GALVESTON David Platt, president of the International Mission Board of the Southern Baptist Convention who recently announced his transition out of the organization he has led for the past four years, assured a group of SBC state newspaper editors Feb. 14 that the IMB is conducting business as usual.
“[T]he IMB is not David Platt,” he said, but instead a “coalition of over 47,000 churches working together for thousands of anonymous missionaries whose names and [locations] cannot even be mentioned in public because in spreading the gospel, they bring great risk to themselves and their families. They are the IMB.”
IMB personnel continue to work hard, Platt said, summarizing the organization’s “pretty full” week following his announcement—including training pastors in South Asia, spreading the gospel through media in the Middle East, seeing six converts from an unreached people group in Eastern Europe, and worshiping with 85 new believers in a Asian country where evangelism and baptism are illegal.
“Disciples are being made. Pastors and missionaries are being trained all over the world. And the gospel of Jesus is being proclaimed,” Platt said. “We’re still doing what we’ve been doing for 173 years.”
Describing a recent trip to Brazil, Platt recounted visiting Sao Paolo’s notorious Cracolândia district southwest of the city’s Luz station, calling the few city blocks an “urban jungle” where the government sequesters crack addicts.
“Picture a city square filled with people of all ages … all strung out on crack,” Platt said, labeling the heavily-policed scene among the “most hopeless” he had ever witnessed.
At the edge of Cracolândia sits Cristolândia, a food kitchen established by IMB partners and also visited by Platt, who served breakfast and presented the gospel to addicts gathered for a meal. A few responded to Platt’s invitation to a transformed life.
“They began a process that day,” Platt said, explaining Cristolândia’s rehab program. Soon after, Platt saw the results of that program while attending a conference of 1,000 Brazilian pastors. A few dozen former crack addicts, sporting yellow tee-shirts emblazoned with “Jesus Transforma” in Portuguese, led the worship, praising Jesus with strong, sober voices.
The work in Sao Paolo continues what Texans William and Anne Bagby, the first Foreign Mission Board missionaries to Brazil, began in 1881, Platt said, evoking the IMB’s history.
“Hold fast. Stay fast,” Platt said he encourages contemporary missionaries to remember, calling the IMB’s potential “limitless,” especially when more than North Americans are involved and “people from the nations [go] to the nations.”
Platt affirmed his commitment to leading the IMB until a new president is found.
“I don’t want to put pause on what we are doing. Nobody in the IMB wants to put pause on what we are doing. The last thing the unreached people of the world need from the IMB is a pause.”
David Platt affirming his commitment to leading the IMB until a new president is chosen
“I don’t want to put pause on what we are doing. Nobody in the IMB wants to put pause on what we are doing,” he added. “The last thing the unreached people of the world need from the IMB is a pause.”

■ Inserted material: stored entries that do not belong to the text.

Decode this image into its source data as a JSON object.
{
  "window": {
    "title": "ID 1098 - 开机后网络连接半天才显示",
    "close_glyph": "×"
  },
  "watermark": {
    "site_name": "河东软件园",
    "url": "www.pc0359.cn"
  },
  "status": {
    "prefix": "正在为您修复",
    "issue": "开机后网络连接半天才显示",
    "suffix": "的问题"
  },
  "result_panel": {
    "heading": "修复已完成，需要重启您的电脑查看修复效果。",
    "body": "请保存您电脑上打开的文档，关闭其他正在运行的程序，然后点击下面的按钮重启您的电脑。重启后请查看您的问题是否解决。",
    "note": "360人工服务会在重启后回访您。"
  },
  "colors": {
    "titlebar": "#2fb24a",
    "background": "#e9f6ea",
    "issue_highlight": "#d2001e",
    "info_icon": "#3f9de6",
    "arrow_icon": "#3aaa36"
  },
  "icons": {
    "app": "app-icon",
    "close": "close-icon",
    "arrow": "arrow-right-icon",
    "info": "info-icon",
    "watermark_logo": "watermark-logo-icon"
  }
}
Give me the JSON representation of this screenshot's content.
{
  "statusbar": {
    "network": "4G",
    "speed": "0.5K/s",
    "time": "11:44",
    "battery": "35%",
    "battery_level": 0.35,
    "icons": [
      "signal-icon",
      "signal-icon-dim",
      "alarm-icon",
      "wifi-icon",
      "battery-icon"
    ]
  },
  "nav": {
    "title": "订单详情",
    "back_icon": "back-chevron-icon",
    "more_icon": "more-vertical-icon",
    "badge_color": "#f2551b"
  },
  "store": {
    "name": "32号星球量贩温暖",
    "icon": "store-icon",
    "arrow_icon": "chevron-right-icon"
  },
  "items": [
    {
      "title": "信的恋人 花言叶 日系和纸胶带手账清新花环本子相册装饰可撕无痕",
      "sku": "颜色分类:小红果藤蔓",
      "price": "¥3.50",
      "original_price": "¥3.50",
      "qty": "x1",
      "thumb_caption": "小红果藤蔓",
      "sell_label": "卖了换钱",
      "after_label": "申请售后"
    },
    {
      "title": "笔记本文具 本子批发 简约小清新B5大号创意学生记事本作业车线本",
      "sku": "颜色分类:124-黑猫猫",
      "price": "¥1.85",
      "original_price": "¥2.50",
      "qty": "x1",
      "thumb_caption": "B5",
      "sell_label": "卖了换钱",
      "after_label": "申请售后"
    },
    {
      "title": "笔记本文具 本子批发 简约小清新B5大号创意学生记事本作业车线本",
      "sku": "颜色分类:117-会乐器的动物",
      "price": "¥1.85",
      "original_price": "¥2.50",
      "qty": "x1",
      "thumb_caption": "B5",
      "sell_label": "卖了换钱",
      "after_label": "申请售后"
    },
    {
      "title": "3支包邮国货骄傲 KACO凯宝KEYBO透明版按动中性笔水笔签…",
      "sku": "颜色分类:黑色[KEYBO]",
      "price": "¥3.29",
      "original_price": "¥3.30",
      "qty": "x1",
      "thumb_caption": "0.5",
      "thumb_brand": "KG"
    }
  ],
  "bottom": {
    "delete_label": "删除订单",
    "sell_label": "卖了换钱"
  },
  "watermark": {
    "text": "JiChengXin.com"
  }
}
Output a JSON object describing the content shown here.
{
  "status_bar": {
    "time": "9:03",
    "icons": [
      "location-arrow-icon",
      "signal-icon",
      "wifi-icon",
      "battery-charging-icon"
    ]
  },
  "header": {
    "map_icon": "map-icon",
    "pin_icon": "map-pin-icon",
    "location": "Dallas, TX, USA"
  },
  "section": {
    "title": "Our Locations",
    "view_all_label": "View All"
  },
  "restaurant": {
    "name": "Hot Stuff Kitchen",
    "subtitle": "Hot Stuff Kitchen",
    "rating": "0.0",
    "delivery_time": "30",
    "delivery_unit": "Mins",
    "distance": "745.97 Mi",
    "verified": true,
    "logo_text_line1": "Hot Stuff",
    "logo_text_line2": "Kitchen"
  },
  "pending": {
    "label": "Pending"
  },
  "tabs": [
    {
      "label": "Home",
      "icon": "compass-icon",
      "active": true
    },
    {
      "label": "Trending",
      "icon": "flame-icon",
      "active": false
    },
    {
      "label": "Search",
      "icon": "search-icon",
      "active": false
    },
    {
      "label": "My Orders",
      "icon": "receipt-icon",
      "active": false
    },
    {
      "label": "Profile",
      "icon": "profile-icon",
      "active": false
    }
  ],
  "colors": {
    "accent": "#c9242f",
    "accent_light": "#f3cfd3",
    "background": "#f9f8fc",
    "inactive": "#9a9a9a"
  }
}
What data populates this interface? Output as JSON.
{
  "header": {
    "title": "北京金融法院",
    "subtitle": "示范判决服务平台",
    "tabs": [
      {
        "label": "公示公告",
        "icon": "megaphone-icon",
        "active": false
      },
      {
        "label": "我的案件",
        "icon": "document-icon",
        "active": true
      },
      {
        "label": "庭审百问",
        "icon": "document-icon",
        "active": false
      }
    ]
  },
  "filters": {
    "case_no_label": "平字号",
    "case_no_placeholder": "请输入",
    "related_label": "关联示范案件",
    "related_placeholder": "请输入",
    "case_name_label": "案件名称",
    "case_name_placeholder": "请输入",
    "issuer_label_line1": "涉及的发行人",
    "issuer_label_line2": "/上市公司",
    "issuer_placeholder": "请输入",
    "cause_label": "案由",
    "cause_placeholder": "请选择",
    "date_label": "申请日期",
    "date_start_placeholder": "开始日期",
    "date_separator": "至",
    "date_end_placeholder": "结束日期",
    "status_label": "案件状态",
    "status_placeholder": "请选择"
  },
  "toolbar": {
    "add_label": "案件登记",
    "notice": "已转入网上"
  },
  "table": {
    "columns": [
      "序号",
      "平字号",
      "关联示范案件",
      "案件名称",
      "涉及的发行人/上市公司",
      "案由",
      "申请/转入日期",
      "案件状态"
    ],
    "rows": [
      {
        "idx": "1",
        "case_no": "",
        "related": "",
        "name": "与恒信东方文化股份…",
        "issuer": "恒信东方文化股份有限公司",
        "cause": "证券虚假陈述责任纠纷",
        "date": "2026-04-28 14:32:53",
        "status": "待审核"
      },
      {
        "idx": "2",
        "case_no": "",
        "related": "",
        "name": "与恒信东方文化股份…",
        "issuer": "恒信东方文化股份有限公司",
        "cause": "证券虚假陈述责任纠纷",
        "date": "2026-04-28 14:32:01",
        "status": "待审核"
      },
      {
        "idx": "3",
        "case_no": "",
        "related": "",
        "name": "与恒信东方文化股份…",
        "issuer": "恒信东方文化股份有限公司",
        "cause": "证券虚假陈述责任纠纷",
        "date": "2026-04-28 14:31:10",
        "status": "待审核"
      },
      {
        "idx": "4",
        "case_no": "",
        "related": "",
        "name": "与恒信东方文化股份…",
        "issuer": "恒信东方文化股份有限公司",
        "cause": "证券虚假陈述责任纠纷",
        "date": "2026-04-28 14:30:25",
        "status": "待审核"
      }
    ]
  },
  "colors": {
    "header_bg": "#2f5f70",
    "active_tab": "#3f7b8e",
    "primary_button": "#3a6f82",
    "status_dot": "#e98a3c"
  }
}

The IMB is “financially healthy, biblically strong and practically ready to send and support,” Platt said, admitting being “overwhelmed” by both the “power of the gospel” to transform lives and by “God’s mercy” in his own life, which enabled him to hear the good news of Jesus when so many have never had the opportunity.
“I realized the only difference between these people and me is the mercy of God,” he said of the addicts mired in Cracolândia.
When asked about the Cooperative Program, Platt said his appreciation for the CP and the entire SBC “ecosystem” had increased throughout his tenure at the IMB, even in recent days.
As for the IMB’s allocation of resources, Platt was adamant that the IMB would not “shrink” from pursuing even those people groups resistant to the gospel.
Regarding the relationship between local church evangelism and the sending of missionaries, Platt admitted a correlation. “We often say there’s no transformation by aviation. We … want to send Southern Baptist missionaries to share the gospel around the world who are sharing the gospel right now where they live.” He called upon pastors to be “intentional” about encouraging both missions and candidates.
He also recommended downloading the IMB prayer app, available for both Android and iPhone users. (Visit imb.org/imb-apps.)
In his letter to IMB trustees announcing his intentions, Platt confirmed he remained “passionate” about reaching the lost.
As teaching pastor of Virginia’s McLean Bible Church, he will lead a congregation of 100 nationalities strategically located near Washington, D.C., he told editors, confirming that IMB trustees had expressed a desire for his continued involvement in the “IMB family.”
When asked about his IMB successor’s challenges, Platt cautioned against complacency and stagnation, while urging that mission work will grow increasingly complex in an “ever-changing world.”